Born in Hungary and educated in the United States, trained as a lawyer, and after a clerkship with a Federal District Judge, practiced international commercial law in New York City for six years. In 1974, began a 27-year career at Merck & Co., Inc. as European Counsel. Since 1978, held a broad range of line and staff, general business and marketing positions (rising to Vice President in 1989), focusing (until late 1994) on virtually every aspect of Merck's international business in over 20 countries, including extended assignments in India, Japan and Russia. Responsibilities included Business Development (licensing, acquisitions, divestitures, restructurings and general trouble-shooting), Strategic & Long Range Operating Planning, Economic Affaires & Pricing, Market Research & Business Intelligence, and management of most aspects of Merck's international ophthalmic business.



John D. Halamka, MD
John D. Halamka, MD, MS, is Chief Information Officer of the CareGroup Health System, Chief Information Officer and Associate Dean for Educational Technology at Harvard Medical School, Chairman of the New England Health Electronic Data Interchange Network (NEHEN), Chief Information Officer of the Harvard Clinical Research Institute and a practicing Emergency Physician.

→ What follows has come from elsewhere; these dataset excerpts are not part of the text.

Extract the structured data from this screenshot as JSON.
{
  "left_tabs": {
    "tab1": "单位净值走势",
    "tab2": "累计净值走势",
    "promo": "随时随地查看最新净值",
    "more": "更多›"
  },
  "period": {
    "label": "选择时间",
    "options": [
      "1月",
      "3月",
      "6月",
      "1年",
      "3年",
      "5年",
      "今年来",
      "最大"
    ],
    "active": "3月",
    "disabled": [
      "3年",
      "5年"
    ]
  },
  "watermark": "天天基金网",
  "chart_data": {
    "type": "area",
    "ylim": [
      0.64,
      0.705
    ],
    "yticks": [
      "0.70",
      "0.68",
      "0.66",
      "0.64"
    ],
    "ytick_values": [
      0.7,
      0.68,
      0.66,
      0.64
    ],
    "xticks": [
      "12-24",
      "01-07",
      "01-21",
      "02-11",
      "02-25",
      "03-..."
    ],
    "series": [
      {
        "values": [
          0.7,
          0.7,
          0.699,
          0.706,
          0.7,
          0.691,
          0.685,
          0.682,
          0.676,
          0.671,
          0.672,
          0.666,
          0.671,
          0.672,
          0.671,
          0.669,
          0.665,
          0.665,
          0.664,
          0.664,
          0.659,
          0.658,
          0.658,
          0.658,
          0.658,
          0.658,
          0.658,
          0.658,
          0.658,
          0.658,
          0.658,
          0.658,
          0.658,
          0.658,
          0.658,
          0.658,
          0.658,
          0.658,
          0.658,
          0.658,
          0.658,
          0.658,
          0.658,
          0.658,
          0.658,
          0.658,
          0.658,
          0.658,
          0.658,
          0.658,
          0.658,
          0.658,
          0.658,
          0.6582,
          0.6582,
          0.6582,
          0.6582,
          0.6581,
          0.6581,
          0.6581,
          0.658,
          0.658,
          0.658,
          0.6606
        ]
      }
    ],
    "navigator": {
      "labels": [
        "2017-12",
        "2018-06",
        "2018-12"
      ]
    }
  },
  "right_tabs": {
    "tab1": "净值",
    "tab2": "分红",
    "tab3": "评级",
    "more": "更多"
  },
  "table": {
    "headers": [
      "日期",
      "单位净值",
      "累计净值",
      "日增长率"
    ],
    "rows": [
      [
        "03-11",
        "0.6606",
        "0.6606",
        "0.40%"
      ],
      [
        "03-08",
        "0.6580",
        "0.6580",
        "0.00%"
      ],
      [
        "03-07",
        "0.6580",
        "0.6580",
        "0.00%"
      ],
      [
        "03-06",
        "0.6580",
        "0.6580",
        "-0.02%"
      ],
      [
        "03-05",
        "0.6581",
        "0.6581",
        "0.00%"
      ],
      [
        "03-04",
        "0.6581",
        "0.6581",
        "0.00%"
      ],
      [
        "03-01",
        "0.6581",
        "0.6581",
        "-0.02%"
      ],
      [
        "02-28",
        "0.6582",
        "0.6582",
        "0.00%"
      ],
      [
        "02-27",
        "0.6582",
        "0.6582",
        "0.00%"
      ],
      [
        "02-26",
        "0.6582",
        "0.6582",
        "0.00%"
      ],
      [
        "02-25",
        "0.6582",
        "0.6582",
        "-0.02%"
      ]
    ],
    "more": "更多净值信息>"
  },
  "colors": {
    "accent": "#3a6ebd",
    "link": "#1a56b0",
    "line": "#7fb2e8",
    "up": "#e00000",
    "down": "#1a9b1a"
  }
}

As Chief Information Officer at CareGroup, he is responsible for all clinical, financial, administrative and academic information technology serving 3000 doctors, 12000 employees and one million patients. As Chief Information Officer and Associate Dean for Educational Technology at Harvard Medical School, he oversees all educational, research and administrative computing for 18000 faculty and 3000 students.